While the flaws are collectively called "BadAlloc" as the vulnerabilities stem from usage of vulnerable memory functions such as malloc, calloc, realloc, memalign, valloc, pvalloc, and many more. The vulnerabilities cover more than 25 CVEs and affects a wide range of critical domains, ranging from consumer and medical IoT to Industrial IoT, Operational Technology, and industrial control systems.
BadAlloc is rooted in memory allocation functions spanning widely used C standard library (libc) implementations, real-time operating systems (RTOS), and embedded software development kits (SDKs).
How BadAlloc Flaws affects IoT and OT Devices?
Microsoft research shows that memory allocation implementations written as part of IoT devices and embedded software haven't incorporated proper input validations. And without these input validations, an attacker could exploit the memory allocation function to perform a heap overflow, resulting in execution of malicious code on target devices.
The vulnerabilities can be invoked by calling the memory allocation function, such as malloc(VALUE), with the VALUE parameter derived from external input dynamically and being large enough to trigger an integer overflow or wraparound.

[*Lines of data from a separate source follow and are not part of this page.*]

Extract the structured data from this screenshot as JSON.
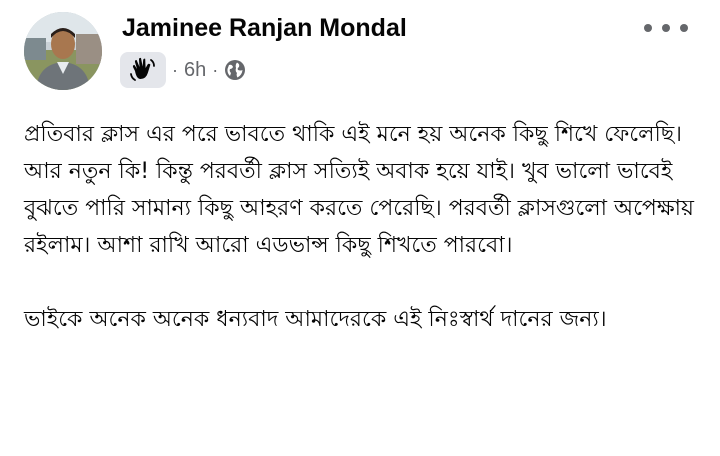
{
  "post": {
    "author": "Jaminee Ranjan Mondal",
    "separator": "·",
    "time": "6h",
    "badge_icon": "waving-hand-icon",
    "audience_icon": "globe-icon",
    "menu_icon": "more-options-icon",
    "paragraphs": [
      "প্রতিবার ক্লাস এর পরে ভাবতে থাকি এই মনে হয় অনেক কিছু শিখে ফেলেছি। আর নতুন কি! কিন্তু পরবর্তী ক্লাস সত্যিই অবাক হয়ে যাই। খুব ভালো ভাবেই বুঝতে পারি সামান্য কিছু আহরণ করতে পেরেছি। পরবর্তী ক্লাসগুলো অপেক্ষায় রইলাম। আশা রাখি আরো এডভান্স কিছু শিখতে পারবো।",
      "ভাইকে অনেক অনেক ধন্যবাদ আমাদেরকে এই নিঃস্বার্থ দানের জন্য।"
    ]
  },
  "colors": {
    "text": "#050505",
    "secondary_text": "#65676b",
    "badge_background": "#e4e6eb",
    "background": "#ffffff"
  }
}
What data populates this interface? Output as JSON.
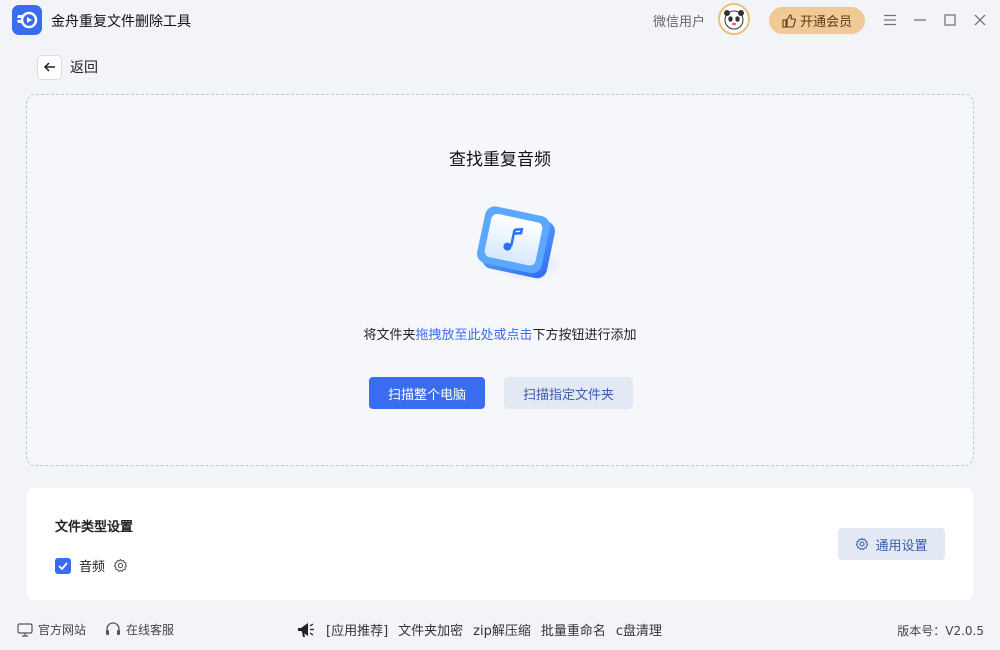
{
  "app": {
    "title": "金舟重复文件删除工具"
  },
  "header": {
    "user_name": "微信用户",
    "vip_label": "开通会员"
  },
  "nav": {
    "back_label": "返回"
  },
  "dropzone": {
    "title": "查找重复音频",
    "hint_prefix": "将文件夹",
    "hint_link": "拖拽放至此处或点击",
    "hint_suffix": "下方按钮进行添加",
    "scan_all_label": "扫描整个电脑",
    "scan_folder_label": "扫描指定文件夹"
  },
  "settings": {
    "title": "文件类型设置",
    "file_type_label": "音频",
    "file_type_checked": true,
    "general_settings_label": "通用设置"
  },
  "footer": {
    "official_site": "官方网站",
    "online_service": "在线客服",
    "recommend_label": "[应用推荐]",
    "recommend_links": [
      "文件夹加密",
      "zip解压缩",
      "批量重命名",
      "c盘清理"
    ],
    "version": "版本号：V2.0.5"
  },
  "colors": {
    "accent": "#3a6cf0",
    "vip": "#f0c996",
    "background": "#f3f4f8"
  }
}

And the successful exploitation of these vulnerabilities could result in unexpected scenarios such as a remote code execution or injection, or even system crash, as stated by the U.S. Cybersecurity and Infrastructure Security Agency (CISA) in a security advisory released on April 29, 2021.
How Organizations can secure their Systems from exploitation?
Though, there is no evidence of these vulnerabilities being exploited in the wild, but the availability of the patches could allow bad actors to use a technique known as "patch diffing" to reverse engineer the fixes to leverage on it to potentially weaponize any vulnerable versions of the software.
Therefore, CISA recommends that organizations should apply vendor updates as soon as possible, and set up firewall barriers, and isolate critical system networks from business network, to curtail exposure of control systems to ensure they remain inaccessible from the internet.